AKP hükümeti, iktidara geldiğinden beri arabuluculuk buldumcuklarıyla şişinmeye çalışıyor, bazan da eline gözüne bulaştırıyor. Hamas lideri Halid Meşal’in davet edilişini ve ağırlanışını hatırlayın. Ah, son Suriye-İsrail arabuluculuğu var tabii; bir şekilde yürüyor.

İşin doğrusu şu: Türkiye’nin Gürcistan-Rusya krizinde yapabileceği zırnık kadar bir şey yoktu. Enerji boru hatlarının geçtiği Gürcistan’la işbirliği içinde ve bu hatları ABD kuvvetle destekliyor, çünkü enerjideki Rus tekelini kırmak istiyor. Ama bir yandan da Türkiye’nin Rusya’yla yabana atamayacağı ilişkileri var:

Erdoğan’ın dediği gibi iki ülke arasındaki ticaret hacmi 25 milyar dolara ulaşmış durumda; Türkiye’nin bir numaralı ticaret ortağı.
Daha önce kış ortasında Ukrayna’nın, Moldova’nın … gazını kesen ve Türkiye’yi de doğalgazıyla besleyen Rusya, Anadolu’yu da kış ortasında ayazda bırakabilir pekâlâ.
Üçüncüsü, Rusya küresel ölçekte bir güç.

Barış ortamı yaratmak için Kafkas İstikrar ve İşbirliği Platformu öneren Türkiye’nin politikası nedir peki? Gerekçelerinin haklılığına veya haksızlığına girmeyelim, ama Ermenistan’la bir ilişkimiz yok. Donmuş durumda. Yine donmuş durumdaki Karabağ sorunu nedeniyle Aliyev diktatörlüğüne mahkum durumdayız. Tabii, Azerbaycan’ın da Gürcistan’dan geçip Türkiye’ye giren boru hatlarını besleyen petrolünü unutmayalım. Dolayısıyla küstürmemeye çalışıyoruz. Anlaşılabilir, ama demokrasiyle hiçbir alakası olmayan bir rejimi destekleyerek barış ve istikrara katkı sağlanabilir mi?

Ben aptal olduğum için silahlanarak ve başkalarını da silahlandırarak, yani savaşa hazır hale gelerek ve getirerek barışa ulaşılabildiğine hiç rastlamadım.

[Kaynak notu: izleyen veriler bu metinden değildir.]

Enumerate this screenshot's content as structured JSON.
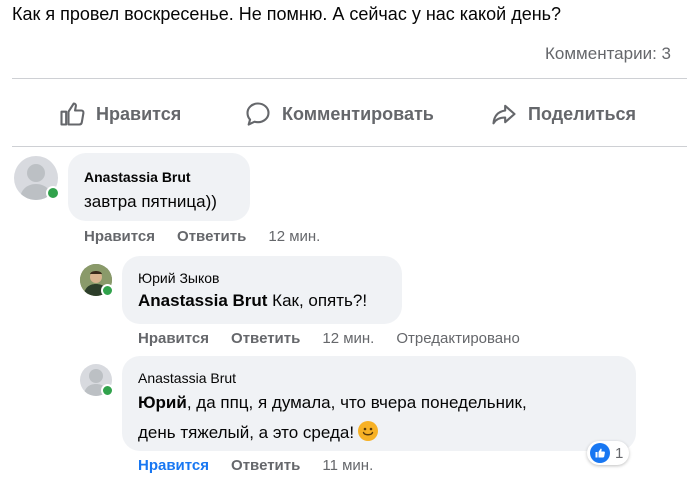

Tarih kan ve gözyaşıyla dolu değil mi? Tarihten ders alacaksak, önce şu basit dersi almamız gerekmez mi: Bin yıllar boyunca savaştık ve barışa kavuşamadık; acaba savaşmamaya çalışarak, silahları bertaraf ederek bazı başka yollar düşensek nasıl olur?

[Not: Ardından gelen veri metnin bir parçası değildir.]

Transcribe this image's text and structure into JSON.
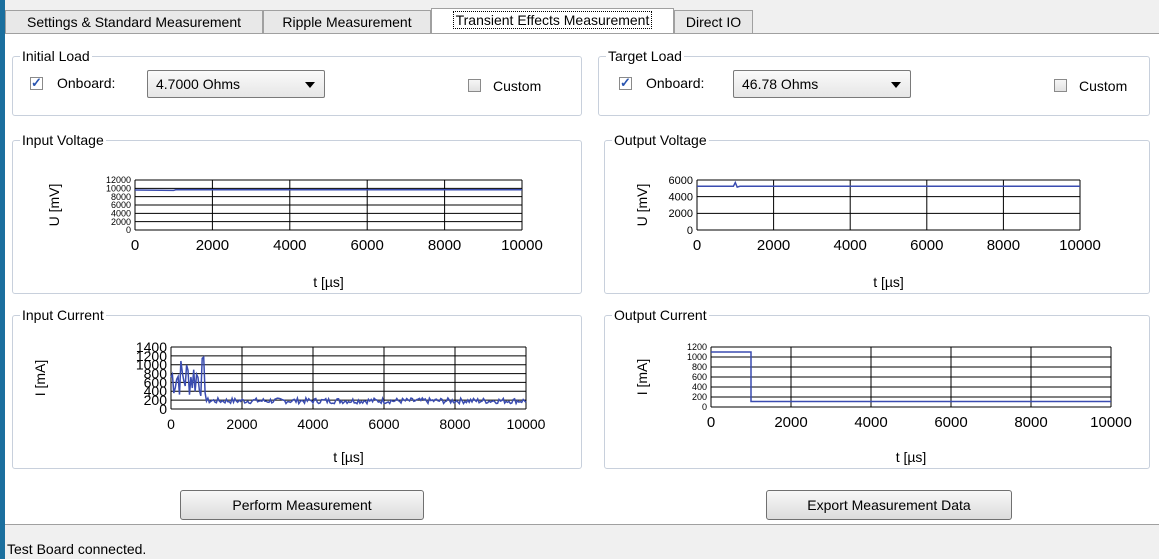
{
  "tabs": [
    {
      "label": "Settings & Standard Measurement"
    },
    {
      "label": "Ripple Measurement"
    },
    {
      "label": "Transient Effects Measurement"
    },
    {
      "label": "Direct IO"
    }
  ],
  "initial_load": {
    "title": "Initial Load",
    "onboard_label": "Onboard:",
    "onboard_checked": true,
    "value": "4.7000 Ohms",
    "custom_label": "Custom",
    "custom_checked": false
  },
  "target_load": {
    "title": "Target Load",
    "onboard_label": "Onboard:",
    "onboard_checked": true,
    "value": "46.78 Ohms",
    "custom_label": "Custom",
    "custom_checked": false
  },
  "buttons": {
    "perform": "Perform Measurement",
    "export": "Export Measurement Data"
  },
  "status": {
    "text": "Test Board connected."
  },
  "colors": {
    "series": "#3a4cb0",
    "grid": "#000000",
    "accent": "#1b6f9e"
  },
  "chart_data": [
    {
      "type": "line",
      "title": "Input Voltage",
      "xlabel": "t [µs]",
      "ylabel": "U [mV]",
      "xlim": [
        0,
        10000
      ],
      "ylim": [
        0,
        12000
      ],
      "xticks": [
        0,
        2000,
        4000,
        6000,
        8000,
        10000
      ],
      "yticks": [
        0,
        2000,
        4000,
        6000,
        8000,
        10000,
        12000
      ],
      "series": [
        {
          "x": [
            0,
            1000,
            1050,
            10000
          ],
          "y": [
            9600,
            9500,
            9650,
            9650
          ]
        }
      ],
      "grid": true
    },
    {
      "type": "line",
      "title": "Output Voltage",
      "xlabel": "t [µs]",
      "ylabel": "U [mV]",
      "xlim": [
        0,
        10000
      ],
      "ylim": [
        0,
        6000
      ],
      "xticks": [
        0,
        2000,
        4000,
        6000,
        8000,
        10000
      ],
      "yticks": [
        0,
        2000,
        4000,
        6000
      ],
      "series": [
        {
          "x": [
            0,
            950,
            1000,
            1050,
            1120,
            10000
          ],
          "y": [
            5250,
            5250,
            5700,
            5150,
            5250,
            5250
          ]
        }
      ],
      "grid": true
    },
    {
      "type": "line",
      "title": "Input Current",
      "xlabel": "t [µs]",
      "ylabel": "I [mA]",
      "xlim": [
        0,
        10000
      ],
      "ylim": [
        0,
        1400
      ],
      "xticks": [
        0,
        2000,
        4000,
        6000,
        8000,
        10000
      ],
      "yticks": [
        0,
        200,
        400,
        600,
        800,
        1000,
        1200,
        1400
      ],
      "series": [
        {
          "x": [
            0,
            100,
            200,
            300,
            400,
            500,
            600,
            700,
            800,
            900,
            1000,
            1000,
            1500,
            2000,
            3000,
            4000,
            5000,
            6000,
            7000,
            8000,
            9000,
            10000
          ],
          "y": [
            1150,
            300,
            1100,
            250,
            1150,
            350,
            1000,
            300,
            1150,
            250,
            1100,
            150,
            170,
            160,
            170,
            150,
            170,
            160,
            170,
            160,
            170,
            170
          ]
        }
      ],
      "grid": true
    },
    {
      "type": "line",
      "title": "Output Current",
      "xlabel": "t [µs]",
      "ylabel": "I [mA]",
      "xlim": [
        0,
        10000
      ],
      "ylim": [
        0,
        1200
      ],
      "xticks": [
        0,
        2000,
        4000,
        6000,
        8000,
        10000
      ],
      "yticks": [
        0,
        200,
        400,
        600,
        800,
        1000,
        1200
      ],
      "series": [
        {
          "x": [
            0,
            1000,
            1000,
            10000
          ],
          "y": [
            1100,
            1100,
            110,
            110
          ]
        }
      ],
      "grid": true
    }
  ]
}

Türkiye, ABD ve İsrail’le birlikte Gürcistan’ı silahlandıran, onlara daha iyi savaşmayı (yani öldürmeyi öğreneten) ülkelerin başında geliyor. Bölge barışı böyle sağlanabilir mi? Dostun silahlanınca iyi, düşmanın silahlanınca kötü denebilir mi?

Denebilir ki, Türkiye de Nato üyesi ve yükümlülükleri var. Peki, ama nasıl Afganistan’da Nato çerçevesindeki “misyon”da bazı şeyleri yapmam diyorsanız, burada da diyebilirdiniz. Komşunuz ve yanıbaşınızda duran dünyanın en karışık bölgesi söz konusu olduğunda daha hassas davranmanız gerekmez mi?

Üstelik, düpedüz Amerikan yayılmacılığına payanda olarak seçtiğiniz bu politikanın son 10 senedir palazlanan Rusya’nın kuşatılmasına katkı yaptığını ve buna Moskova’nın er ya da geç tepki vereceğini düşünemiyor musunuz? Bu durumun sadece bu küçük bölgeyi değil, tüm dünyayı bir krize sürükleyebilecek bir yaklaşım olduğunu idrak edemiyor musunuz? Jeopolitik dediğimiz Nazi artığı bu zihniyetle barış ve istikrar gelmeyeceğini anlayamıyor musunuz?

Anlayamıyorlar, çünkü ben aptalın tekiyim.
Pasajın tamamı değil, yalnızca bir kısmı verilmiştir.